Elinor MillsFormer Staff Writer
Elinor Mills covers Internet security and privacy. She joined CNET News in 2005 after working as a foreign correspondent for Reuters in Portugal and writing for The Industry Standard, the IDG News Service and the Associated Press.
Major countries and nation-states are engaged in a "Cyber Cold War," amassing cyberweapons, conducting espionage, and testing networks in preparation for using the Internet to conduct war, according to a new report to be released on Tuesday by McAfee.
In particular, countries gearing up for cyberoffensives are the U.S., Israel, Russia, China, and France, the says the report, compiled by former White House Homeland Security adviser Paul Kurtz and based on interviews with more than 20 experts in international relations, national security and Internet security.
"We don't believe we've seen cases of cyberwarfare," said Dmitri Alperovitch, vice president of threat research at McAfee. "Nations have been reluctant to use those capabilities because of the likelihood that [a big cyberattack] could do harm to their own country. The world is so interconnected these days."
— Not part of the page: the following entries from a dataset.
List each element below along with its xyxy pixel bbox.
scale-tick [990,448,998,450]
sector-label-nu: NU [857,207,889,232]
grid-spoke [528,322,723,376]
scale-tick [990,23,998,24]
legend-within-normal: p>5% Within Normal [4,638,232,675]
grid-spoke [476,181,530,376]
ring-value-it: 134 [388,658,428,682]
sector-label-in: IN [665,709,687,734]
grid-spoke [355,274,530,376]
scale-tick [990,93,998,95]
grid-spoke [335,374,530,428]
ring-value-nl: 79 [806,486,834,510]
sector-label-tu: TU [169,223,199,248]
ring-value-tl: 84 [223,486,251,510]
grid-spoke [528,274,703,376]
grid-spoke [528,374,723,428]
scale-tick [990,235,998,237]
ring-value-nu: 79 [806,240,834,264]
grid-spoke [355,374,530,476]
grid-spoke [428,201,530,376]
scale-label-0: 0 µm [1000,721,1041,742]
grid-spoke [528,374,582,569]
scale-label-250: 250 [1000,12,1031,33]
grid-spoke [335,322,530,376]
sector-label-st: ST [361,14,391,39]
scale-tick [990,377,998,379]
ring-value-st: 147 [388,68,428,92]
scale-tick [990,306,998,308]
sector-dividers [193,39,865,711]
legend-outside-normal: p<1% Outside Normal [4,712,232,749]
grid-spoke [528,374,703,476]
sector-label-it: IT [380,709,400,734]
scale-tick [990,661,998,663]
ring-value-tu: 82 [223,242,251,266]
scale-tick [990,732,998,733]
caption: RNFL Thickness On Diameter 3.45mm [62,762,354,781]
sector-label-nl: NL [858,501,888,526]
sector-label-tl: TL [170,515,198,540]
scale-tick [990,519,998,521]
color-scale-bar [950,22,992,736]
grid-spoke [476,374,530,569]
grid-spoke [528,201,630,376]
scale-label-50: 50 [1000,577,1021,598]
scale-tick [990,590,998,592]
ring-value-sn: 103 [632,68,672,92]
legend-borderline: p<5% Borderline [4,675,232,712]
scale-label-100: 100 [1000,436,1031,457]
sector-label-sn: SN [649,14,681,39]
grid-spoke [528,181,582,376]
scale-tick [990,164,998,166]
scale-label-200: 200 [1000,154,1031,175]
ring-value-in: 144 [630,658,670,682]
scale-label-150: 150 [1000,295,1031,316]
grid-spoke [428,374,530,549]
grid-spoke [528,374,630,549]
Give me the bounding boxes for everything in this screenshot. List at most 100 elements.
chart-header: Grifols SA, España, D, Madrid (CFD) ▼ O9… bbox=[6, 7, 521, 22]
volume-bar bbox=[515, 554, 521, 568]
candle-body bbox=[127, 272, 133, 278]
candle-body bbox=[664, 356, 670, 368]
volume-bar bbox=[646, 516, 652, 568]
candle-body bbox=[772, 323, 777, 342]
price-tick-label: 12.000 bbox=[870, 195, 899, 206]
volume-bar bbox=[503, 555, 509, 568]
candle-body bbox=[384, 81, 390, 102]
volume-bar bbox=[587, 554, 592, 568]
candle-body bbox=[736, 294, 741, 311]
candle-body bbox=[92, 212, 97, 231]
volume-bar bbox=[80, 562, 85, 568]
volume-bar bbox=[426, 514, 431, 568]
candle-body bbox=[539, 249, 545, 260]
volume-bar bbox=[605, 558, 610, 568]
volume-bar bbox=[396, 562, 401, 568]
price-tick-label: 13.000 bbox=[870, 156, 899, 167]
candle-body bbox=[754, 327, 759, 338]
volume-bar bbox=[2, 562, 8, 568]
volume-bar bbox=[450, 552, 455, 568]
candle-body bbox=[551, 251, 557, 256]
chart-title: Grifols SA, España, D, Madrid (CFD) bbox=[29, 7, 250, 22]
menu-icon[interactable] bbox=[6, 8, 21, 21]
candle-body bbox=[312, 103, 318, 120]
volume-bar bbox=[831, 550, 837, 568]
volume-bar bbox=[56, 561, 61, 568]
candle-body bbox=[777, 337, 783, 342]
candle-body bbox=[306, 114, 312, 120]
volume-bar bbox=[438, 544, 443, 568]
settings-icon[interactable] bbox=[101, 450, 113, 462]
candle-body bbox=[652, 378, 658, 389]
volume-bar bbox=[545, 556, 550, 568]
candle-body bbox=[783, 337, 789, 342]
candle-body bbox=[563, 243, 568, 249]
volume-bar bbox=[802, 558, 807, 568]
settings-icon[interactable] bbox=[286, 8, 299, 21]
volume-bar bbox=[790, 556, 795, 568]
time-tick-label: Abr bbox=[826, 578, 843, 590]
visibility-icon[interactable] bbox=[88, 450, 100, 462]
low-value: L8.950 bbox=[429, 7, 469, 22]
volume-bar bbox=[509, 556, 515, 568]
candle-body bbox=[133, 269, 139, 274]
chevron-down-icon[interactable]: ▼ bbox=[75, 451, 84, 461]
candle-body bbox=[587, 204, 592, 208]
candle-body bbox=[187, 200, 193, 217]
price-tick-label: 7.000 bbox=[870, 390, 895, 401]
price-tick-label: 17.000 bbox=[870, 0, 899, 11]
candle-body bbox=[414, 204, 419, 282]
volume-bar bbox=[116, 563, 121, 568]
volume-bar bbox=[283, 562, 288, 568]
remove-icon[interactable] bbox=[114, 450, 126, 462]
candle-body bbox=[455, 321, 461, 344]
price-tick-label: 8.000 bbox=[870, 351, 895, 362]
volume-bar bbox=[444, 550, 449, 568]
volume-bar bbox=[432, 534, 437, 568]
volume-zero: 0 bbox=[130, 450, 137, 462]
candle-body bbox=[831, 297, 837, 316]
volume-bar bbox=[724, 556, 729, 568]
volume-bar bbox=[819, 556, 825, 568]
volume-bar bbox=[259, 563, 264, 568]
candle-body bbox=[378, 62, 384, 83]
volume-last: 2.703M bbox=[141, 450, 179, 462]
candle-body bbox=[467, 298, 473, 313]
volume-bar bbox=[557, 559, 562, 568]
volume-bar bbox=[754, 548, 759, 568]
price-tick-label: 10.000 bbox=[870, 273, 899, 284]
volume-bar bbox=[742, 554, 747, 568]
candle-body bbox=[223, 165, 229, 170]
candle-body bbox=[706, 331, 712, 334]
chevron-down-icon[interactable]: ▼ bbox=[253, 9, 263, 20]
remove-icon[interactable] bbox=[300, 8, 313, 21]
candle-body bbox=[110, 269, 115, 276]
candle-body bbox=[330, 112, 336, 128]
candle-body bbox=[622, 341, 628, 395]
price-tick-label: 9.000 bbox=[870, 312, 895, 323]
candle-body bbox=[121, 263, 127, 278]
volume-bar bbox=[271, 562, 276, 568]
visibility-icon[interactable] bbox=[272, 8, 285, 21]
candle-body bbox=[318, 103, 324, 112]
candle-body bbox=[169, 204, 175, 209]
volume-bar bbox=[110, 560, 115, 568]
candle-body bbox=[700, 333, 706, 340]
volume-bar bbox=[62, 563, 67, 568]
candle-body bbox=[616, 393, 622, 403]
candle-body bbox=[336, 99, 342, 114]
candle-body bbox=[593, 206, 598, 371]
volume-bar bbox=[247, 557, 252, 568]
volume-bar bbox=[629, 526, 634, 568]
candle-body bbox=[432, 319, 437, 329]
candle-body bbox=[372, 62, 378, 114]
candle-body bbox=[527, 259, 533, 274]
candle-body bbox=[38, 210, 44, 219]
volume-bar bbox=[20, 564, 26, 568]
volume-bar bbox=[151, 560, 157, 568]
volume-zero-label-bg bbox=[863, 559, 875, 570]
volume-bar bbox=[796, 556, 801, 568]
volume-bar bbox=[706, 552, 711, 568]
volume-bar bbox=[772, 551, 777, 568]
Threats of cyberwarfare have been hyped for decades. There have been unauthorized penetrations into government systems since the early ARPANET days and it has long been known that the U.S. critical infrastructure is vulnerable.
However, experts are putting dots together and seeing patterns that indicate that there is increasing intelligence gathering and building of sophisticated cyberattack capabilities, according to the report titled "Virtually Here: The Age of Cyber Warfare."
"While we have not yet seen a 'hot' cyberwar between major powers, the efforts of nation-states to build increasingly sophisticated cyberattack capabilities, and in some cases demonstrate a willingness to use them, suggest that a 'Cyber Cold War' may have already begun," the report says.
Because pinpointing the source of cyberattacks is usually difficult if not impossible, the motivations can only be speculated upon, making the whole cyberwar debate an intellectual exercise at this point. But the report offers some theories.
For instance, Alperovitch speculates that the July 4 attacks denial-of-service on Web sites in the U.S. and South Korea could have been a test by an foreign entity to see if flooding South Korean networks and the transcontinental communications between the U.S. and South Korea would disrupt the ability of the U.S. military in South Korea to communicate with military leaders in Washington, D.C., and the Pacific Command in Hawaii.
"The ability of the North Koreans to disable cybercommunications between the U.S. and South Korea would give them a huge strategic advantage" if they were to attack South Korea, he said.
There have been earlier attacks that smack of cyberwarfare too. Estonian government and commercial sites suffered debilitating denial-of-service attacks in 2007, and last year sites in Georgia were attacked during the South Ossetia war, orchestrated by civilian attackers, the report says.
The report concludes that if we aren't seeing it already, cyberwarfare will be a reality soon enough.
"Over the next 20 to 30 years, cyberattacks will increasingly become a component of war," William Crowell, a former NSA deputy director, is quoted as saying. "What I can't foresee is whether networks will be so pervasive
and unprotected that cyberwar operations will stand alone."